Borrowers in the USA are walking away from mortgage debt, leaving the the mortgage-securities investors stuck with the property. This is the letter of the law in some states and simply common practice in others. Even prime borrowers are tempted to walk away if they are in negative equity as there is no financial penalty for doing so, only a hit to their credit rating. Essentially, mortgage-bond investors unwittingly sold homebuyers a put option without properly pricing it, and now homeowners are exercising that option. Nobody is going to debtors' prison. It's beginning to dawn on lenders and their agents that they could be stuck owning hundreds of thousands of depreciating properties. ----- NOTE that this is not the case in the UK, where borrowers can't just walk away.

Posted by drewster @ 11:03 AM (516 views) Add Comment

4 Comments

1. guiriduro said...

> NOTE that this is not the case in the UK, where borrowers can't just walk away.

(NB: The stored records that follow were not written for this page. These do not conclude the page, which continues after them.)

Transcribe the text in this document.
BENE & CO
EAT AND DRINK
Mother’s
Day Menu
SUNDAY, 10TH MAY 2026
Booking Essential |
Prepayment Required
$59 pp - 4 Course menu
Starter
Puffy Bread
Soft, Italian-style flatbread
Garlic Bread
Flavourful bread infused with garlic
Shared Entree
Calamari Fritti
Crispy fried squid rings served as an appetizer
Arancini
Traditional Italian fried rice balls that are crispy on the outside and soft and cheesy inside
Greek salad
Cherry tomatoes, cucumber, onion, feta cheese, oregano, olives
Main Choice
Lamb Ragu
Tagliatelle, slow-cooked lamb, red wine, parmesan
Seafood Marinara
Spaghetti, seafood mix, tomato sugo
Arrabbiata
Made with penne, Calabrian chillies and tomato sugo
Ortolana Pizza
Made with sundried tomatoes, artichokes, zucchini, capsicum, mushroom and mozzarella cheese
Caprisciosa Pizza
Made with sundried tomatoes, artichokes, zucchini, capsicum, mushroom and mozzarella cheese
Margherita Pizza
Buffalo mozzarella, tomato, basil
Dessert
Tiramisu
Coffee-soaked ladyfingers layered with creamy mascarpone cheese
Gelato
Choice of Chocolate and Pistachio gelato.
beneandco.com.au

Well, if you consider leaving the debt and the country behind, its doable.
Strange that most financial demagogues would argue that a walk-away right would actually stifle lending, and yet that's not remotely what happened in the US. I guess we could implement that in the UK safe in the knowledge it would have no effect on contracting lending (or any more than is going to happen now anyway.)

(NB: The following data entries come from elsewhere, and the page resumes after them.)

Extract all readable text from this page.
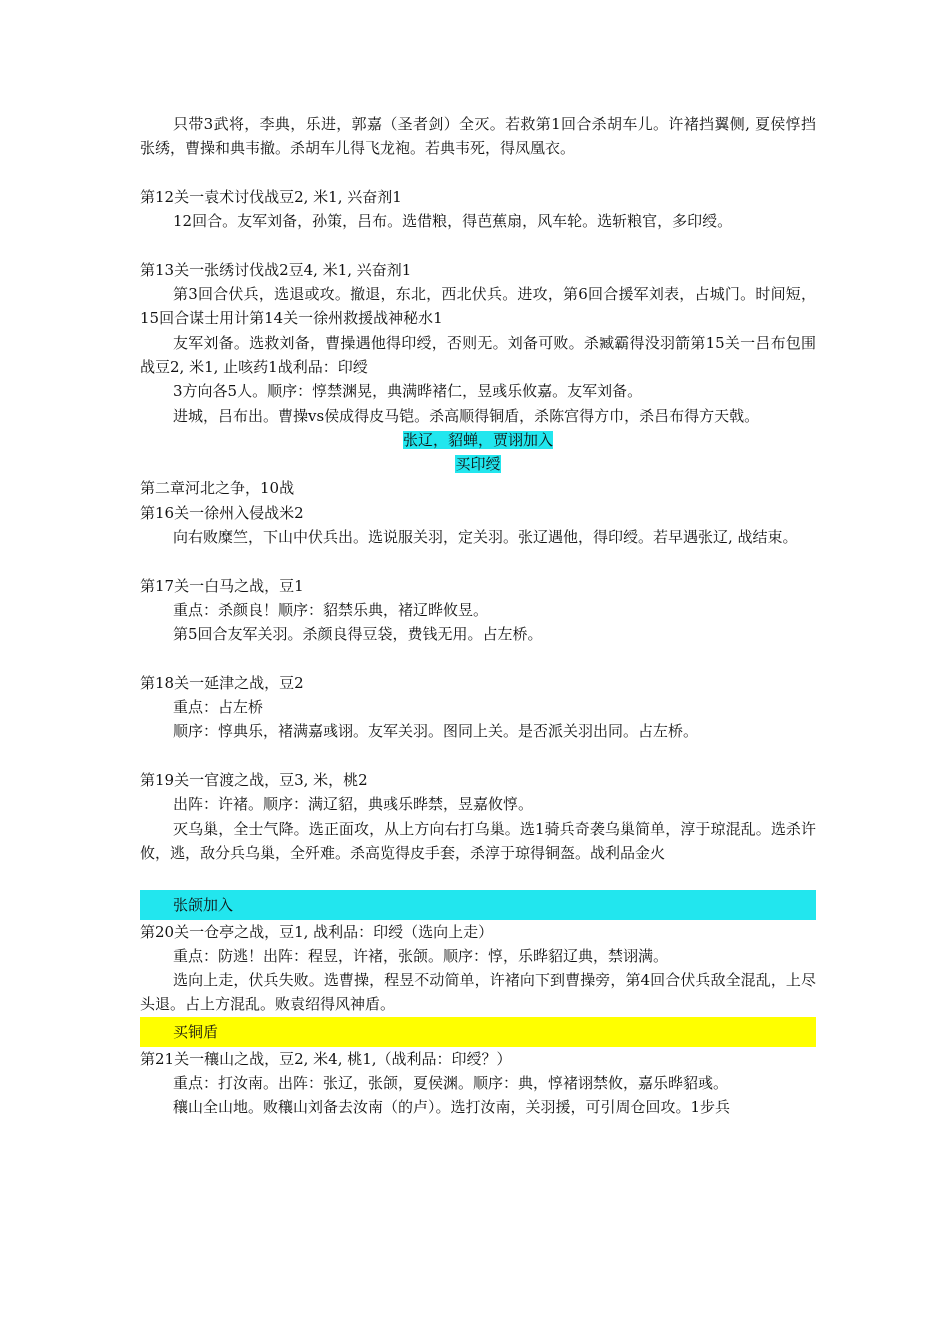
只带3武将，李典，乐进，郭嘉（圣者剑）全灭。若救第1回合杀胡车儿。许褚挡翼侧, 夏侯惇挡张绣，曹操和典韦撤。杀胡车儿得飞龙袍。若典韦死，得凤凰衣。

第12关一袁术讨伐战豆2, 米1, 兴奋剂1

12回合。友军刘备，孙策，吕布。选借粮，得芭蕉扇，风车轮。选斩粮官，多印绶。

第13关一张绣讨伐战2豆4, 米1, 兴奋剂1

第3回合伏兵，选退或攻。撤退，东北，西北伏兵。进攻，第6回合援军刘表，占城门。时间短，15回合谋士用计第14关一徐州救援战神秘水1

友军刘备。选救刘备，曹操遇他得印绶，否则无。刘备可败。杀臧霸得没羽箭第15关一吕布包围战豆2, 米1, 止咳药1战利品：印绶

3方向各5人。顺序：惇禁渊晃，典满晔褚仁，昱彧乐攸嘉。友军刘备。

进城，吕布出。曹操vs侯成得皮马铠。杀高顺得铜盾，杀陈宫得方巾，杀吕布得方天戟。

张辽，貂蝉，贾诩加入
买印绶

第二章河北之争，10战

第16关一徐州入侵战米2

向右败糜竺，下山中伏兵出。选说服关羽，定关羽。张辽遇他，得印绶。若早遇张辽, 战结束。

第17关一白马之战，豆1

重点：杀颜良！顺序：貂禁乐典，褚辽晔攸昱。

第5回合友军关羽。杀颜良得豆袋，费钱无用。占左桥。

第18关一延津之战，豆2

重点：占左桥

顺序：惇典乐，褚满嘉彧诩。友军关羽。图同上关。是否派关羽出同。占左桥。

第19关一官渡之战，豆3, 米，桃2

出阵：许褚。顺序：满辽貂，典彧乐晔禁，昱嘉攸惇。

灭乌巢，全士气降。选正面攻，从上方向右打乌巢。选1骑兵奇袭乌巢简单，淳于琼混乱。选杀许攸，逃，敌分兵乌巢，全歼难。杀高览得皮手套，杀淳于琼得铜盔。战利品金火

张颌加入

第20关一仓亭之战，豆1, 战利品：印绶（选向上走）

重点：防逃！出阵：程昱，许褚，张颌。顺序：惇，乐晔貂辽典，禁诩满。

选向上走，伏兵失败。选曹操，程昱不动简单，许褚向下到曹操旁，第4回合伏兵敌全混乱，上尽头退。占上方混乱。败袁绍得风神盾。

买铜盾

第21关一穰山之战，豆2, 米4, 桃1,（战利品：印绶？）

重点：打汝南。出阵：张辽，张颌，夏侯渊。顺序：典，惇褚诩禁攸，嘉乐晔貂彧。

穰山全山地。败穰山刘备去汝南（的卢）。选打汝南，关羽援，可引周仓回攻。1步兵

Friday, February 15, 2008 11:16AM Report Comment
 

2. drewster said...

It would be relatively simple for the banks to add a walk-away clause for an added fee (this would be a "put option", in the stockmarket jargon), but how many home-buyers would pay the extra amount? As it stands, too few buyers even bother paying for Mortgage Payment Protection Insurance.

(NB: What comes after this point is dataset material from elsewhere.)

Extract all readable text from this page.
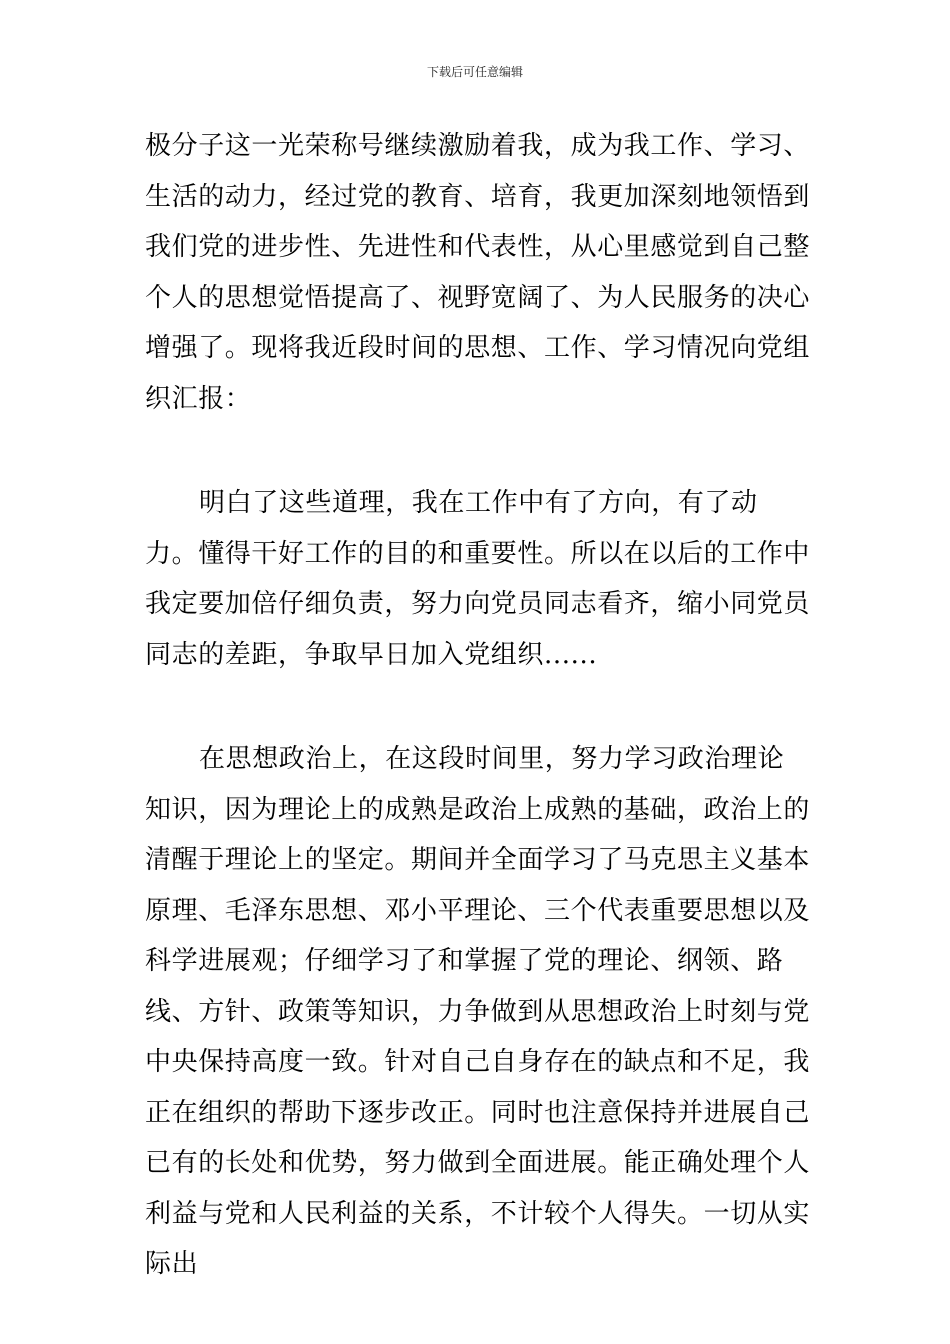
下载后可任意编辑

极分子这一光荣称号继续激励着我，成为我工作、学习、生活的动力，经过党的教育、培育，我更加深刻地领悟到我们党的进步性、先进性和代表性，从心里感觉到自己整个人的思想觉悟提高了、视野宽阔了、为人民服务的决心增强了。现将我近段时间的思想、工作、学习情况向党组织汇报：

明白了这些道理，我在工作中有了方向，有了动力。懂得干好工作的目的和重要性。所以在以后的工作中我定要加倍仔细负责，努力向党员同志看齐，缩小同党员同志的差距，争取早日加入党组织......

在思想政治上，在这段时间里，努力学习政治理论知识，因为理论上的成熟是政治上成熟的基础，政治上的清醒于理论上的坚定。期间并全面学习了马克思主义基本原理、毛泽东思想、邓小平理论、三个代表重要思想以及科学进展观；仔细学习了和掌握了党的理论、纲领、路线、方针、政策等知识，力争做到从思想政治上时刻与党中央保持高度一致。针对自己自身存在的缺点和不足，我正在组织的帮助下逐步改正。同时也注意保持并进展自己已有的长处和优势，努力做到全面进展。能正确处理个人利益与党和人民利益的关系，不计较个人得失。一切从实际出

Friday, February 15, 2008 12:13PM Report Comment
 

3. techieman said...

Drewster - I dont know why anyone would pay for MIG if they didnt need to. The premium protects the lender not the purchaser. In any case the insurance company can then come back after the purchaser if the amount secured from the repo doesnt cover the mortgage.So the borrower pays the premium then "gives" the lender the proceeds of the policy and then the insurance company goes after the borrower for the amount unsecured by the enforced sale! So why pay for something when it doesnt protect you anyway!?

Friday, February 15, 2008 12:43PM Report Comment
 

4. techieman said...

Sorry Drewster misread - see you meant MPPI not MIG. To revert back to your point, I think its a bit like shared appreciation mortgages. They offer it when its not useful, but withdraw it when it could be.